Use the Right Stuff:
Lots of people are beautifully accomplished at drawing with hard pencils or ink pens…and lots of people are very accomplished at riding unicycles. Start with something more forgiving! Look for a drawing tool that can give you a good variety of lines and tones – a charcoal stick or pencil, a soft lead or colored pencil, a chalk or oil pastel, or a brush full of thinned paint. Also, choose something that feels good in your hands and that you like the smell and sound of. If you hate the squeak of willow charcoal sticks (like I do), use compressed charcoal. If you hate dirty hands, use soft pencils or brushes.
Think Big:
The faster you can get big masses of value on your canvas, the sooner you can really judge your shapes. Use a big brush full of thinned paint, a chamois coated in charcoal, or a pastel on it’s side and establish large, sweeping areas of mid-tones. Get your whole arm into it! Wipe back to the white of the canvas for lights, build up layers for darks. Draw on top of and around the tones to establish edges. Smudge bad lines and draw better lines. Don’t fall into the trap of erasing! Think of it as a process of taking a lump of clay and molding it into your painting – there’s no right and wrong, only more accurate and less accurate.
Draw Through:
Most children intuitively start with contour drawing, and it’s an art form in itself – but it’s not the most efficient method drawing for under a painting. It’s much harder to judge all of the elements of a painting when you’re only drawing the flat outline. Think in terms of volume and proportion, shape and depth, rhythm and balance. Make sweeping lines to capture the movement of a pose before worrying about proportion. Use construction lines to find where eyes line up on a face, think of trees as boxes to imagine where they fit in space, draw the horizon through your subject to make sure it’s even. Use straight lines whenever possible, they’re easier to judge and control than curved lines. It doesn’t have to be beautiful, there will be a painting on top!
Cross the Bridge:
The secret is, painting is drawing and drawing is painting. All of it is a way of converting what we see in a 3D world onto a 2D surface using values, shapes, and (eventually) colors. Each step of the painting process should move smoothly into the next. Once you establish a basic sketch, use thinner to spread the colored pencil or charcoal or oil pastel around on your panel. Start “drawing” with a brush full of paint and more right into your underpainting. As you move from line to shape to value, keep working on your masses, your values, your edges, the sizes and proportion of your shapes – before you know it, you’re painting!
Conclusion:
Seeing drawing as part of the process can give you a much stronger start, and help you keep your shapes and proportions accurate before you add the complexity of color. Have you struggled before with the transition between your drawing and your painting? Please comment with your story!
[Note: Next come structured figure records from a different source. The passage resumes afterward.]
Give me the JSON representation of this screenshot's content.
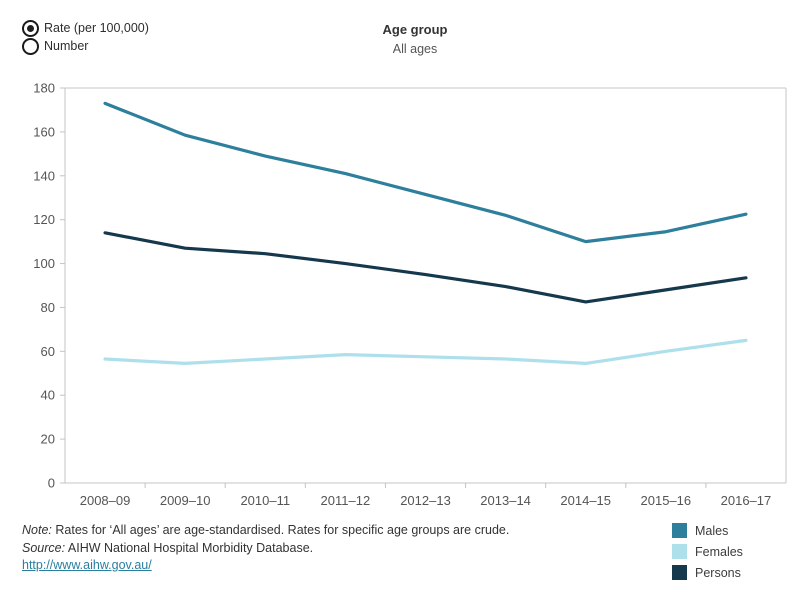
{
  "controls": {
    "radios": [
      {
        "label": "Rate (per 100,000)",
        "selected": true
      },
      {
        "label": "Number",
        "selected": false
      }
    ]
  },
  "header": {
    "title": "Age group",
    "subtitle": "All ages"
  },
  "chart_data": {
    "type": "line",
    "categories": [
      "2008–09",
      "2009–10",
      "2010–11",
      "2011–12",
      "2012–13",
      "2013–14",
      "2014–15",
      "2015–16",
      "2016–17"
    ],
    "series": [
      {
        "name": "Males",
        "color": "#2e7f9b",
        "values": [
          173,
          158.5,
          149,
          141,
          131.5,
          122,
          110,
          114.5,
          122.5
        ]
      },
      {
        "name": "Females",
        "color": "#aee0ec",
        "values": [
          56.5,
          54.5,
          56.5,
          58.5,
          57.5,
          56.5,
          54.5,
          60,
          65
        ]
      },
      {
        "name": "Persons",
        "color": "#15384c",
        "values": [
          114,
          107,
          104.5,
          100,
          95,
          89.5,
          82.5,
          88,
          93.5
        ]
      }
    ],
    "title": "",
    "xlabel": "",
    "ylabel": "",
    "ylim": [
      0,
      180
    ],
    "ytick_step": 20,
    "grid": false,
    "legend_position": "bottom-right",
    "axis_color": "#c4c4c4",
    "border_color": "#d9d9d9",
    "tick_label_color": "#555555"
  },
  "footer": {
    "note_label": "Note:",
    "note_text": "Rates  for ‘All ages’ are age-standardised. Rates for specific age groups are crude.",
    "source_label": "Source:",
    "source_text": "AIHW National Hospital Morbidity Database.",
    "link": "http://www.aihw.gov.au/"
  }
}
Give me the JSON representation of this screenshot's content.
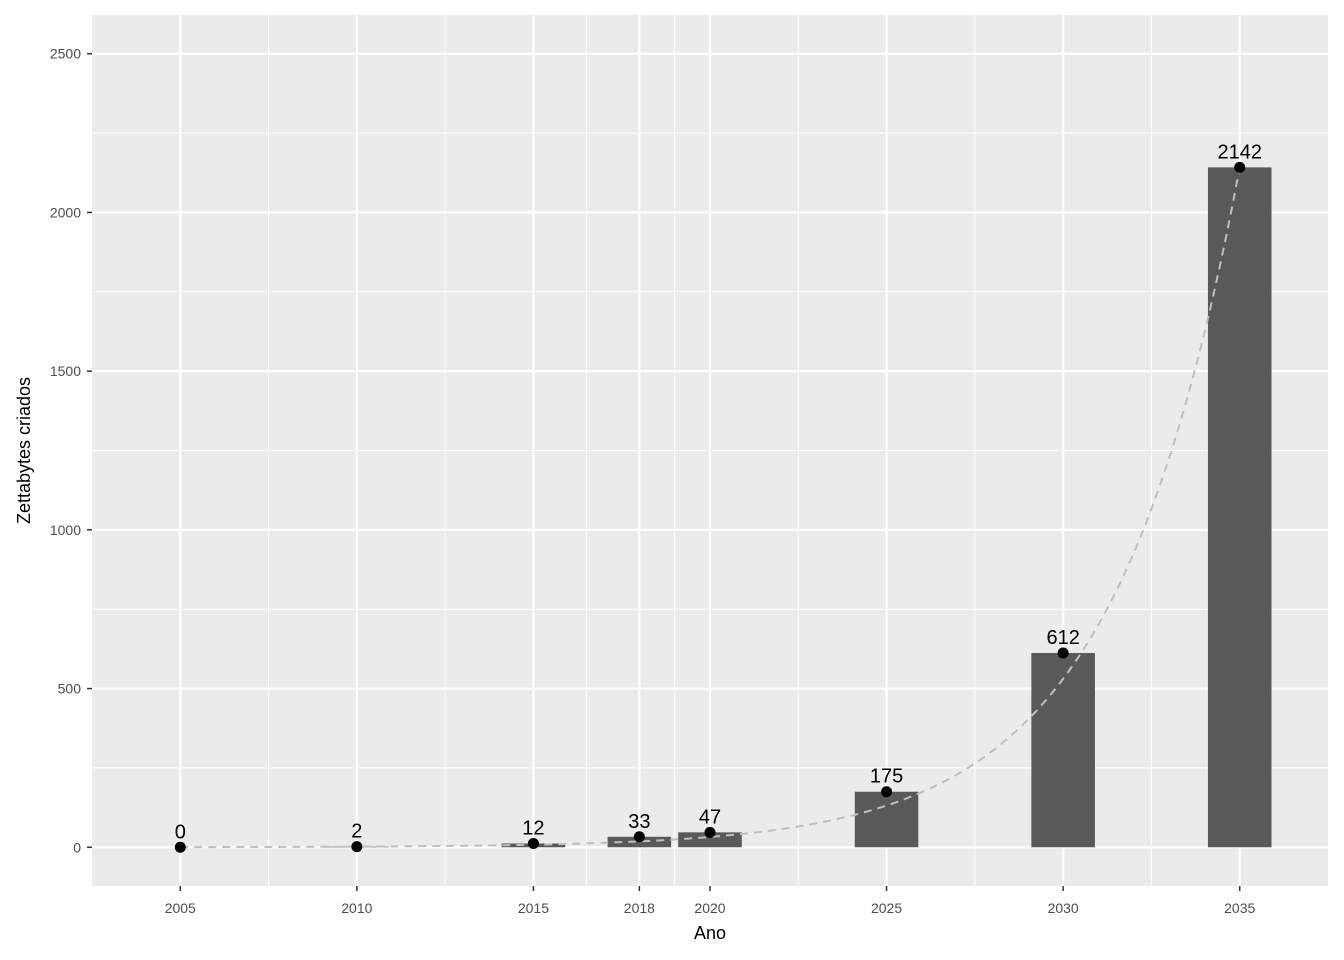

* I have nothing wrong with contour drawing and perspective drawing! They are both very useful techniques in many parts of art, and they are both their own art forms. However, when students learn them at the beginning of their art studies but never learn a drawing method for painting (whether it’s constructive drawing, barque drawing, straight line block-in, etc), it can be like learning transitive verbs for Spanish without knowing conversational sentence structure.